Want a free AWS storage audit?
We can identify quick wins and long-term savings in under 48 hours.

Frequently asked questions

What is an AWS storage service and when should I use one?

An AWS storage service is a cloud storage offering (S3, EBS, EFS, Glacier) for objects, blocks, files, or archives choose based on access patterns: S3 for data lakes, EBS for low-latency disks, EFS for shared files, Glacier for long-term archives.

How do I decide between Amazon S3, EBS, EFS, and Glacier?

Match your workload: use EBS for databases/low latency, EFS for multi-instance shared file access, S3 for scalable object storage and analytics, and Glacier for very low-cost, infrequent retrieval archives.

Is Amazon S3 considered an AWS storage service for backups and ML pipelines?

Yes S3 is the primary AWS storage service for backups, data lakes, and ML training data thanks to its scalability, tiering, and wide analytics integrations.

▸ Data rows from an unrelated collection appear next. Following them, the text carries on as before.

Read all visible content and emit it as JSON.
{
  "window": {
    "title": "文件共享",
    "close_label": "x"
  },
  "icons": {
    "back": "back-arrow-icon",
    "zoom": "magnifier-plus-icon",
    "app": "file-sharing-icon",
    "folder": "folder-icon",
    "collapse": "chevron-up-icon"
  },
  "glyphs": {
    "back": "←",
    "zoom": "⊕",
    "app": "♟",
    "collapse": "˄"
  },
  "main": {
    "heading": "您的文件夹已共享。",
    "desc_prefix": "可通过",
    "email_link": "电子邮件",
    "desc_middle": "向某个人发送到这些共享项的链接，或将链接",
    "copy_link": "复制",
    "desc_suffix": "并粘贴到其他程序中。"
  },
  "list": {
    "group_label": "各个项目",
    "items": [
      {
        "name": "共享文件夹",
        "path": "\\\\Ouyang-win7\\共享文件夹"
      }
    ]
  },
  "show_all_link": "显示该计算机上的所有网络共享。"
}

Can I share storage across multiple EC2 instances? Which AWS storage service should I pick?

Use EFS for POSIX-compliant, multi-instance mounts; S3 can be used for shared object access, but EFS is the right choice when you need a traditional shared file system.

Which AWS storage service offers the lowest storage cost for long-term retention?

Glacier Deep Archive (part of S3 Glacier tiers) is the cheapest AWS storage service for long-term retention best for rarely accessed compliance and archival data.

What are quick cost-saving tips for AWS storage services?

Enable lifecycle rules (S3 → Glacier), switch snapshots to EBS Snapshot Archive, use EFS-IA for cold files, move to gp3 for EBS, and tag resources for FinOps visibility.

 

Can I use more than one AWS storage service in a single architecture?

Absolutely hybrid designs are common: S3 for the data lake, EBS for DB volumes, EFS for shared app state, and Glacier for archival retention.

Which AWS storage service is best for databases and high IOPS?

EBS (gp3 or io2 / io2 Block Express) is the recommended AWS storage service for databases and workloads needing predictable, high IOPS and low latency.

How does data durability and availability compare across AWS storage service

S3 and Glacier provide 11-nines durability for objects; EBS offers high durability within an AZ (snapshot to S3 for cross-AZ durability); EFS is multi-AZ and built for availability across instances.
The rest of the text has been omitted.